Addressing the current crisis
Rapidly rising global energy prices could see Great Britain’s energy price cap (the maximum amount consumers can be charged) rise to £3,582 at the end of August. Typical household energy bills are set to hit £4,266 next year. Discussing this approaching energy crisis, Brown has warned that “if nothing is done before yet another fuel price rise hits in January, the fuel poor could rise to 39 million people in 15 million households – 54% of the country, with big regional variations ranging from 48% in London to 60.8% in Wales and 62% in Scotland”.
Truss – the clear frontrunner in the Conservative Party leadership contest – has proposed a series of tax cuts to address this crisis. These include reversing the April 2022 National Insurance increases for employers and employees, and the proposed April 2023 increase in the main rate of corporation tax from 19% to 25%.
She also wants to impose a temporary moratorium on green energy levies on household energy bills. The latter measure would save only £153 per year for a household with average annual energy consumption. Her tax cutting measures have been estimated to cost more than £30 billion.
Truss’s leadership rival, former chancellor Rishi Sunak, has also proposed cutting taxes, this time through a drop in the basic rate of income tax from 20% to 16% – but only by the end of the decade, and only after UK inflation has returned to much lower levels.

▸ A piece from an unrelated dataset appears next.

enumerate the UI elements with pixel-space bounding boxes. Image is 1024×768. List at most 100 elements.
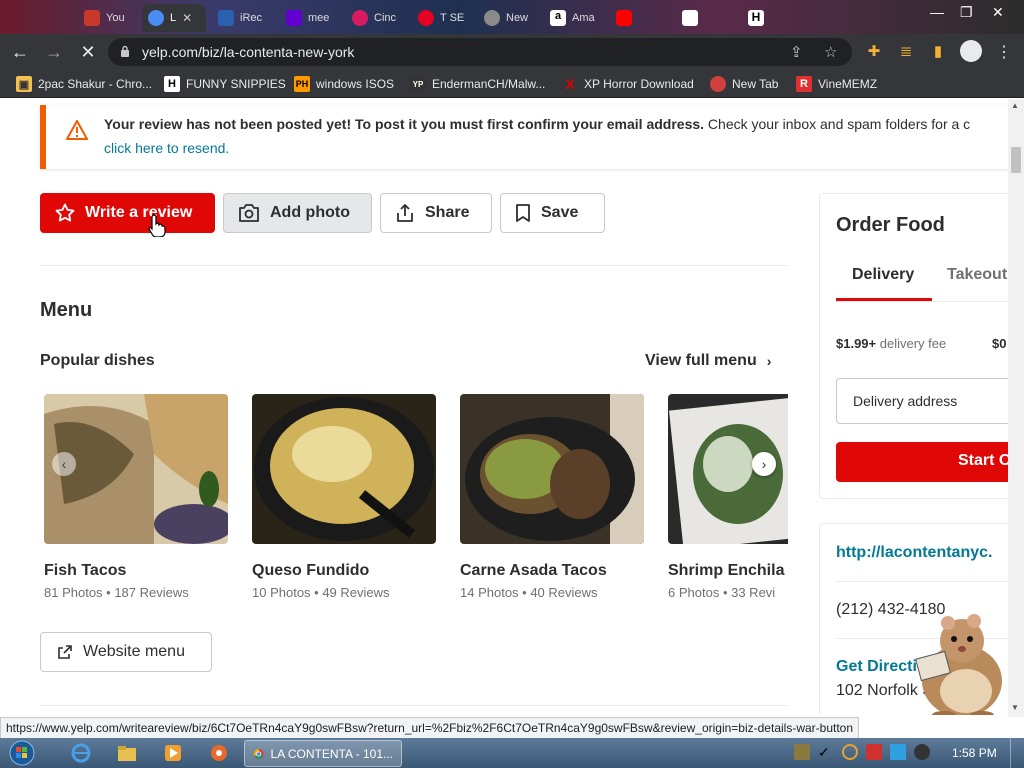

Sunak has also promised a package of financial support to families, but has not provided precise details.
It’s difficult to assess the merits of each approach without full details, but it is worth referring back to the economic policy responses to two recent major crises: the 2007-08 financial crisis and the COVID pandemic, ongoing since March 2020. The response to both was to inject more money into the UK economy.
In addition to the bank bailout in response to the financial crisis, the Brown government instructed the Bank of England to create £200 billion of new money to purchase UK government debt. Injecting cheap cash into the banking system in this way is called quantitative easing.
The subsequent Cameron-Clegg coalition government sanctioned the creation of an additional £175 billion of new money to stimulate the UK economy, followed by a further £70 billion from the May government.
In response to the COVID pandemic, the Johnson government – in which Sunak was chancellor and Truss has served as both secretary of state for international trade and now foreign secretary – created a further £450 billion of new money to help the UK economy avoid a recession or depression. It sanctioned UK public borrowing of £319.9 billion or 14.8% of GDP in a single financial year (2020-21), and spent £407 billion to support individuals, businesses and public services through the pandemic.
The political and economic precedents have been set. Labour and Conservative governments chose to hand out more than £2 trillion of cash, loans and guarantees to private banks to enable them to recover from the 2007-08 financial crisis, which their own reckless lending and speculation had fostered. This makes it entirely reasonable to expect the UK government to provide millions of individuals, households and companies with the immediate direct financial support they need to survive the cost of living crisis. All that is needed is more urgent political action of the kind Brown is calling for. Those currently in power – or soon to be – should take notice.